In the past I have referred to challenges like continuous partial attention as part of a complexity gap. It is a challenge that confronts many large organizations, not just individuals. It is an even larger challenge when information from one organization must be shared with another. The best example of this, perhaps, is how information is provided by the intelligence community to fighting forces. How much information should be pushed to fighters (e.g., an anti-aircraft missile has just been fired at your aircraft!) and how much information should be pulled up by the fighters themselves (e.g., is the movement of fishing dhows into this part of the ocean typical behavior this time of year?). In other words, how do you deal with the challenge of providing what the fighter thinks he needs to know as opposed to what do others think he should know? Davidson is correct that proper visualization can go a long ways towards solving this challenge.

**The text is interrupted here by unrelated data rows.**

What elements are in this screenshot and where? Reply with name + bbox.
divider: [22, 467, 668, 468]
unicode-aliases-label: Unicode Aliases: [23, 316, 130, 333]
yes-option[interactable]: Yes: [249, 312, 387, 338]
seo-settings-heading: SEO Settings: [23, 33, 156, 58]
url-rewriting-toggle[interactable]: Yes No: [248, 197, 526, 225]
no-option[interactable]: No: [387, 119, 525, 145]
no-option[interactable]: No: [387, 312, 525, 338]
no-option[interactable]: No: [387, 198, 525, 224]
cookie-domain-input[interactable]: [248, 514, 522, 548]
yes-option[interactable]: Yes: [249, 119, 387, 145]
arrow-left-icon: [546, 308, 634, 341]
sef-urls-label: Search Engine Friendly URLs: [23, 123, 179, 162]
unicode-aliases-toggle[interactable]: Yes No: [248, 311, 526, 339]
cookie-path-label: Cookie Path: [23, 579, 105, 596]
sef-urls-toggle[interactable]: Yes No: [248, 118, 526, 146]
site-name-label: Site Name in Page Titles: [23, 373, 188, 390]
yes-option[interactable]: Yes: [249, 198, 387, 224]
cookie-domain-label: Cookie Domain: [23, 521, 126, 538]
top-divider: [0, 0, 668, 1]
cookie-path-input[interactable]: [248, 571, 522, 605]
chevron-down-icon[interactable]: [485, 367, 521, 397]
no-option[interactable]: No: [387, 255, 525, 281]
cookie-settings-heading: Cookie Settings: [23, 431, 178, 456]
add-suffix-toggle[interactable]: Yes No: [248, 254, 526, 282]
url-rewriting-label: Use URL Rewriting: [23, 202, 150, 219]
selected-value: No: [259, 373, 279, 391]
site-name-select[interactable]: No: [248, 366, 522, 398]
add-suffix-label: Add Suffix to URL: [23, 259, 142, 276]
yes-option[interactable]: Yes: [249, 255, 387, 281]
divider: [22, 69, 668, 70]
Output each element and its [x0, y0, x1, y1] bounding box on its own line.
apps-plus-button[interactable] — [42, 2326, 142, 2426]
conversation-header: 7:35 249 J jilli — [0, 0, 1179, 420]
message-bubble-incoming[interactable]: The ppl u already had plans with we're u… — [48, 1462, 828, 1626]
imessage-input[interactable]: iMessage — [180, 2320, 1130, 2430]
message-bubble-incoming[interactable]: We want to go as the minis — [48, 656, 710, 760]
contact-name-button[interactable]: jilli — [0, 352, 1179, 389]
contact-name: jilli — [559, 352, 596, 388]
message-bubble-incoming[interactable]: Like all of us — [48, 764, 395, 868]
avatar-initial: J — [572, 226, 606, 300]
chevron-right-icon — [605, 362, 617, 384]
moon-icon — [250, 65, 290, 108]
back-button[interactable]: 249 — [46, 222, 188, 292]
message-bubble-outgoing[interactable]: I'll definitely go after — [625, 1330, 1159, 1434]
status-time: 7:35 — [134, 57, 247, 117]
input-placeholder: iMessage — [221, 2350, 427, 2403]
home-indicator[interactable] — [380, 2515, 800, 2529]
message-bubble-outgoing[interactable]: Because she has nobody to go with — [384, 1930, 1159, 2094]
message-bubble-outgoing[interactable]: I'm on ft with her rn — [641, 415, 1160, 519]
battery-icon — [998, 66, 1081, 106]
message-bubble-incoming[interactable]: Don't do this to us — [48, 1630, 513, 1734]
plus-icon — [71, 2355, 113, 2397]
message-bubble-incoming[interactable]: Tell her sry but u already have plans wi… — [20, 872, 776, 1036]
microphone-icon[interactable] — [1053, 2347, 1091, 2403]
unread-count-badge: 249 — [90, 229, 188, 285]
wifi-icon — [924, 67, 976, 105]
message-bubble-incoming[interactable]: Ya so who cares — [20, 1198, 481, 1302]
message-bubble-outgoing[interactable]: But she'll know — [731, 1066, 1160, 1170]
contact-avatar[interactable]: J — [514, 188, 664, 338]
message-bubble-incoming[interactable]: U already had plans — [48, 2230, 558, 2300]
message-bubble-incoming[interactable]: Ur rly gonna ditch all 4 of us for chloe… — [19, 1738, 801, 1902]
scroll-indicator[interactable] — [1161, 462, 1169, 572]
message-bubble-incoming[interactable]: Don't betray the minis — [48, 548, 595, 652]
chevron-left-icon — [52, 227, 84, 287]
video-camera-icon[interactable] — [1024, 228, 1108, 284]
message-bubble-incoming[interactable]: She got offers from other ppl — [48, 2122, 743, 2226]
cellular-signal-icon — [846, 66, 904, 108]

When the USS Vincennes mistakenly shot down an Iranian airliner, it was engaged in a hot exchange with small boats and thought that the airliner was a military aircraft coming to join the fray. A good visual display would have prevented the tragedy. Had, for example, a computer display showing known commercial flight routes with airplane icons showing whether they were climbing or descending been available, the officer who made the decision to fire could have ascertained the information he had been provided was in error. What the Vincennes had was dark screens filled with green numbers that were constantly changing that were misinterpreted in a tense situation of information overload.

Not all learners, however, are visual learners. When Enterra Solutions addressed this problem, we developed Transparent Intelligent Interfaces that provide information to decision makers in the form they prefer. It continually updates the data the decision maker wants and provides alerts for information he requires but only on an exceptional basis. The name of Davidson’s blog [Thoughts Illustrated] is a good example of how words can be used as effectively as pictures to conjure up clear mental images of what is being discussed. A blending of visualization, numerical data, and words (analogies, metaphors, etc.) ultimately provides the best learning environment and helps reduce (but will never eliminate) the continuous partial attention problem.